Effective strategic partnerships with Russian banks such as Sberbank, which first became a WEF partner in 2008 and was a founding partner of the World Economic Forum’s Center for Security network, in custody, WEF confirmed.

In the energy sector, WEF’s partnership with USM Holdings is led by Alisher Usmanov – owners are sanctioned belong to Dilbar, the largest yacht in the world – and LUKOIL is on pause.

Neither USM nor LUKOIL responded to POLITICO’s request for comment.

According to an internal document obtained by POLITICO, sanctioned Russian CEOs registered to attend the 2022 WEF Annual Meeting in Davos – and those who will now be banned – include Kirill Dmitriev (Russian Direct Investment Fund), Sergei Ivanov (Former Putin’s chief of staff, now in Alrosa), and Alexei Yakovitsky (from was sanctioned bank VTB Capital). Other CEOs who will also be absent include Alexander Dyukov (Gazprom Neft), Ivan Streshinsky (USM investment), Aleksandr Sheosystemv (PAO Severstal) and Grigory Fedorishin (Novolipetsk Steel-NLMK).
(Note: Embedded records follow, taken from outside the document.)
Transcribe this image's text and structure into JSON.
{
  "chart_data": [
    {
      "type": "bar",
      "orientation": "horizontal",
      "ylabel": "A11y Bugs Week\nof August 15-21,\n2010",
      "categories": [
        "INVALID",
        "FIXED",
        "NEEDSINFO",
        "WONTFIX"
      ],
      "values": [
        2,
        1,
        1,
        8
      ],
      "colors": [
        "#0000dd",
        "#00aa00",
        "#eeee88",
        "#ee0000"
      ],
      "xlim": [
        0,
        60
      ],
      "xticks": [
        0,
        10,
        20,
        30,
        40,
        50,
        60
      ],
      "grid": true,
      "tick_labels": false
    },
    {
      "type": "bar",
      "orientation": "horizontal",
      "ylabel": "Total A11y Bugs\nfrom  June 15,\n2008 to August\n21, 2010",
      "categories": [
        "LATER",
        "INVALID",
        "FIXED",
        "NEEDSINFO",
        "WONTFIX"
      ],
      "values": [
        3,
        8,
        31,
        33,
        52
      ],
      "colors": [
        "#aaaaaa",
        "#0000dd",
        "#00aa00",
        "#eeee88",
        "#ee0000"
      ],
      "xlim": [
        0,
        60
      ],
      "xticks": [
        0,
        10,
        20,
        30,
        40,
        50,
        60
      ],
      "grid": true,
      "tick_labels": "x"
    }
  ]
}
Leonid Mikhelson, founder and chairman of natural gas producer Novatek and Russia’s richest man in 2016, will also attend. Mikhelson has so far evaded sanctions but lost more than 10 billion dollars in the first week of Russia’s invasion of Ukraine. Rustam Minnikhanov, president of Russia’s Tatarstan region, is the highest-ranking political figure with RSVP’d.

A Moscow branch of the WEF’s Center for the Fourth Industrial Revolution, debuted to fanfare October 2021, recently disappeared from the WEF website. Organized by ANO . Digital Economythe center focuses on emerging technologies in the fields of artificial intelligence and the internet of things, and operates under an agreement Negotiate with the Kremlin and signed by Deputy Prime Minister Dmitry Chernyshenko.

The World Economic Forum’s Global Futures Council on Russia was also reviewed. Council has co-chair Maxim OreshkinRussia’s former minister of economic development, now an adviser to Putin, and Igor Shuvalov, a former Russian cabinet member who is now the chairman of VEB.RF, the country’s financial development organization, and the theme of both British sanctions and American sanctions.

Moral versus ruble

This is not the first time the WEF has faced difficulties in relations with Russia.

When Congress authorized broad sanctions against Russia, in response to Moscow’s interference in the 2016 US election and annexation of Crimea, the WEF sought to limit the access of financiers. for their 2019 Davos conference. Under pressure from the Kremlinthat access was restored during the WEF winter meeting.

The thank you Schwab received: an absence of Putin.

Andrey Kostin, President and President of VTB Bank, and one of the oligarchs was sanctioned whom the WEF initially shunned, closed the gathering to “Missing a meaningful discussion and conspicuous absentee list.”

This time, the legal and ethical pressures on the WEF have become too great. Post-Soviet Russia and the World Economic Forum Rise Together: Each aspires to be seen as a great power.

At first, the deal was relatively simple: Putin endorsed the WEF, the financiers financed it, and the Forum, in turn, helped wash their reputations. Call it multi-stakeholderism, call it transactional, call it the ugly truth of globalization. Like Klaus Schwab and Vladimir Putin, that is the future. Now their only hope is peace.

Schwab and WEF President Børge Brende said in a February 27 statement that they “deeply condemn Russia’s aggression against Ukraine, its attacks and atrocities. Our complete solidarity is with the Ukrainian people and all those who are innocently suffering from this completely unacceptable war.”

The couple further promised to support all diplomatic efforts related to ending the war, and expressed hope that “reason will prevail and space for bridge-building and reconciliation once and for all.” appear again”.

Andy Blatchford contributed to this report.